Inhibition of experimental myopia by a dopamine agonist: different effectiveness between form deprivation and hyperopic defocus in guinea pigs

Abstract

Purpose: The dopamine (DA) system in the retina is critical to normal visual development as lack of retinal DA signaling may contribute to myopic development. The involvement of DA in myopic development is complex and may be different between form deprivation and hyperopic defocus. This study evaluated effects of a non-selective DA receptor agonist, apomorphine (APO) on refractive development in guinea pigs treated with form deprivation or hyperopic defocus.

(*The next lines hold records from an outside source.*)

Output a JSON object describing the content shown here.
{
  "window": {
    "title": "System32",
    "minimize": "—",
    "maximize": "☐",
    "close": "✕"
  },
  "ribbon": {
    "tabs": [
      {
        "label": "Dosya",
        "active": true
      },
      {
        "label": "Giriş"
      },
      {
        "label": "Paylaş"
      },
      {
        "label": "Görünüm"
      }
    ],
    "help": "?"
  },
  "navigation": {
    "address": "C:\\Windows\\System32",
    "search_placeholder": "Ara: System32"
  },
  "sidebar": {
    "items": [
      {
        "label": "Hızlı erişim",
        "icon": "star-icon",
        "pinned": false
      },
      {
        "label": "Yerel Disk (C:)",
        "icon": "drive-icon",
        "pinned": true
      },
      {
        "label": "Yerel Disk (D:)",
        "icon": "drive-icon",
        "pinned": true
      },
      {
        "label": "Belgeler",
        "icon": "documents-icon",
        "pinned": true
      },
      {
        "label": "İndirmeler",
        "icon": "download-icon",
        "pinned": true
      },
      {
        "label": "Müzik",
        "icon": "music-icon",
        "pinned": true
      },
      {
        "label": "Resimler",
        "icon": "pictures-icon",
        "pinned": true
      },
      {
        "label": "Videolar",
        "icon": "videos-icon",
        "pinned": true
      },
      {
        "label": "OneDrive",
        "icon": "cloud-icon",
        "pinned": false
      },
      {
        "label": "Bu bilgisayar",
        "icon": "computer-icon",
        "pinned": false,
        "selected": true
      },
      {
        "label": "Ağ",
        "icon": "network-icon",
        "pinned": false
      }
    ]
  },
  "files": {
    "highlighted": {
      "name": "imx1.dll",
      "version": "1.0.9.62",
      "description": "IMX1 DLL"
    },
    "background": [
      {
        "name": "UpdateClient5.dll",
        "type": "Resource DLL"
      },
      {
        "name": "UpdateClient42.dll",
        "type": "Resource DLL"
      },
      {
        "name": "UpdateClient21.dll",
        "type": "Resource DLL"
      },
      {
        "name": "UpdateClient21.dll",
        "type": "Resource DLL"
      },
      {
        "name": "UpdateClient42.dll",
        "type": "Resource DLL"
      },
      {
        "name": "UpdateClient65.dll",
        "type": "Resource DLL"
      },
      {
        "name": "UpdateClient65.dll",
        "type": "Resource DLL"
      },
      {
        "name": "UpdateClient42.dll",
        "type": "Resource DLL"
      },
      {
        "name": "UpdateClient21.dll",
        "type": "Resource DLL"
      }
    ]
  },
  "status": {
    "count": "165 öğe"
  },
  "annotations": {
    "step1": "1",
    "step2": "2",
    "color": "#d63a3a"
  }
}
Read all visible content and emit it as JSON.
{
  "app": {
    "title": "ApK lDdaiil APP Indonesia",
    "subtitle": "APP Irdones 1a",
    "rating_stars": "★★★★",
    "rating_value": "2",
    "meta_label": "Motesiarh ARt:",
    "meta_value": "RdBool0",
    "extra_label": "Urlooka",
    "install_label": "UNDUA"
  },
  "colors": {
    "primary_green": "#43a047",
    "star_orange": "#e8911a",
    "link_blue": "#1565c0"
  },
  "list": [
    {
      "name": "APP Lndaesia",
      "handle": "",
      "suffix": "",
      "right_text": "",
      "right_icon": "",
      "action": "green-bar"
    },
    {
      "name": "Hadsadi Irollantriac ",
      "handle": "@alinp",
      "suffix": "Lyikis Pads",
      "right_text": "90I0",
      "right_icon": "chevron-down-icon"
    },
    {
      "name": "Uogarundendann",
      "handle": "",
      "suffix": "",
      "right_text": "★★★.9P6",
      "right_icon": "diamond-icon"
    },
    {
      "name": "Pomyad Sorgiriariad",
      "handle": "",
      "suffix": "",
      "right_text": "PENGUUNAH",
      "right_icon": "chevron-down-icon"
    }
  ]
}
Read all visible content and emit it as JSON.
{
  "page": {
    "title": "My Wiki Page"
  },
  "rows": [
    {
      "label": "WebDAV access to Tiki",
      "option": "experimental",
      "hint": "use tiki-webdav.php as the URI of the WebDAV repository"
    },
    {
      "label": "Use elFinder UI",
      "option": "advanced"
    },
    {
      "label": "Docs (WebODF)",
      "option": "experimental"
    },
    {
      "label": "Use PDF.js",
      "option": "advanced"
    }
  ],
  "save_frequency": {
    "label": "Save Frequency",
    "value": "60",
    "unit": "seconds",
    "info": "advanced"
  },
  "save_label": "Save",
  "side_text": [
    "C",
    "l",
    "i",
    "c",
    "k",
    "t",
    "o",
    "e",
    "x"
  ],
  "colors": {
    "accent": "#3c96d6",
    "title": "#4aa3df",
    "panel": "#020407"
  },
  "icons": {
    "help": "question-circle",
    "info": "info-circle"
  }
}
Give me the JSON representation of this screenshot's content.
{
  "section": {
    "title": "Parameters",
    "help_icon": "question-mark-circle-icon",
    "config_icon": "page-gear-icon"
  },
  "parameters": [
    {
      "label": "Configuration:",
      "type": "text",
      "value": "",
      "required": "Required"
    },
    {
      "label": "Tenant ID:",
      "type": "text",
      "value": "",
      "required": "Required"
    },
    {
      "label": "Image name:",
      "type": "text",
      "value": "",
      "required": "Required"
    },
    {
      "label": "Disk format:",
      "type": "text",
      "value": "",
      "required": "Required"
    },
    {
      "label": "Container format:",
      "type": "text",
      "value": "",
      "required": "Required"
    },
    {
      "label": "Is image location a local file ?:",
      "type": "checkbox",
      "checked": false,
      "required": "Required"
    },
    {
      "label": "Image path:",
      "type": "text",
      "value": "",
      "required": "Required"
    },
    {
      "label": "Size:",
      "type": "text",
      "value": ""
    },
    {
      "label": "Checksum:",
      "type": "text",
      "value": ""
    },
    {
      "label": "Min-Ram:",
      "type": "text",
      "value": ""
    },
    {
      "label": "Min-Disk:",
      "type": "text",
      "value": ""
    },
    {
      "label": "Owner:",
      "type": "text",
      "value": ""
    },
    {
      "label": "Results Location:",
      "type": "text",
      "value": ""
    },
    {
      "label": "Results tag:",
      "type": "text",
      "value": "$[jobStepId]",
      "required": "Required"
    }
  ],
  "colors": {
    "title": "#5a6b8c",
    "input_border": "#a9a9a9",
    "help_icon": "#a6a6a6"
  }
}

Methods: APO was subconjunctivally injected daily for 11 days in form-deprived (0.025 to 2.5 ng/µl) and defocused (0.025 to 250 ng/µl) eyes. Changes in ocular biometry and retinal concentration of DA and its metabolites (DOPAC) were measured in the 2 animal models to assess the level of DA involvement in each of the models (the less the change, the lower the involvement).

Results: Similar myopic degree was induced in both the deprived and defocused eyes (-4.06 D versus -3.64 D) at 11 days of the experiment. DA and DOPAC levels were reduced in the deprived eyes but did not change significantly in the defocused eyes compared to the fellow and normal control eyes. A subconjunctival injection of APO daily for 11 days at concentrations ranged from 0.025 to 2.5 ng/µl inhibited form deprivation myopia in a concentration-dependent manner. By contrast, the APO treatment ranged from 0.025 to 250 ng/µl did not effectively inhibit the defocus-induced myopia and the associated axial elongation.

Conclusions: DA signaling may play a more critical role in form deprivation myopia than in defocus-induced myopia, raising a question whether the mechanisms of DA signaling are different under these two types of experimental myopia.

Figure 1

Retinal DA and DOPAC levels and the DOPAC/DA ratio in normal control, FDM-only and defocus-only groups. DA and DOPAC concentrations were determined in retinal extracts at day 11 of treatment (FDM: deprived eyes; FDM fel: fellow eyes to deprived eyes; defocus: defocused eyes; defocus fel: fellow eyes to defocused eyes). The levels of retinal DA, DOPAC, and the DOPAC/DA ratio were significantly lower in the deprived eyes compared to their fellow eyes (* p<0.05, paired sample t-test). The levels of DA and DOPAC in the deprived eyes were significantly lower than in the normal control eyes (*p<0.05, one-way ANOVA). In contrast, the defocus-only group showed similar levels of DA and its metabolites between eyes of the individual animals (p>0.05, one-way ANOVA). However, the defocused eyes showed a significant reduction in retinal DOPAC level but no significant changes in DA or DOPAC/DA levels when compared to the normal control eyes (*p<0.05, one-way ANOVA).

Figure 2

Time course of changes in total amount of APO in the vitreous chamber after subconjunctival injection of APO. The amount of APO in the vitreous chamber peaked 0.5 h or less after injection and decreased rapidly, reaching a plateau at 12 h and maintaining plateau levels at 24 h. The data at each time point was from cross-section measurements.

Figure 3

Biometric measurements in FDM, vehicle-FDM, and APO-FDM (0.025 to 250 ng/μl) groups before and at 11 days of FDM. A: Refraction; B: Vitreous length; C: Axial length. APO effectively blocked the development of FDM by inhibiting the excessive elongation of vitreous chamber in a dose-dependent pattern (* indicates a p<0.05 compared to the fellow eye, paired t-test).

Figure 4

Biometric measurements in defocus-only, vehicle-defocus, and APO-defocus (0.025 to 250 ng/μl) groups before and at 11 days of hyperopic defocus. A: Refraction; B: Vitreous length; C: Axial length. At the concentrations examined, APO has no statistically significant effect on the development of defocus-induced myopia.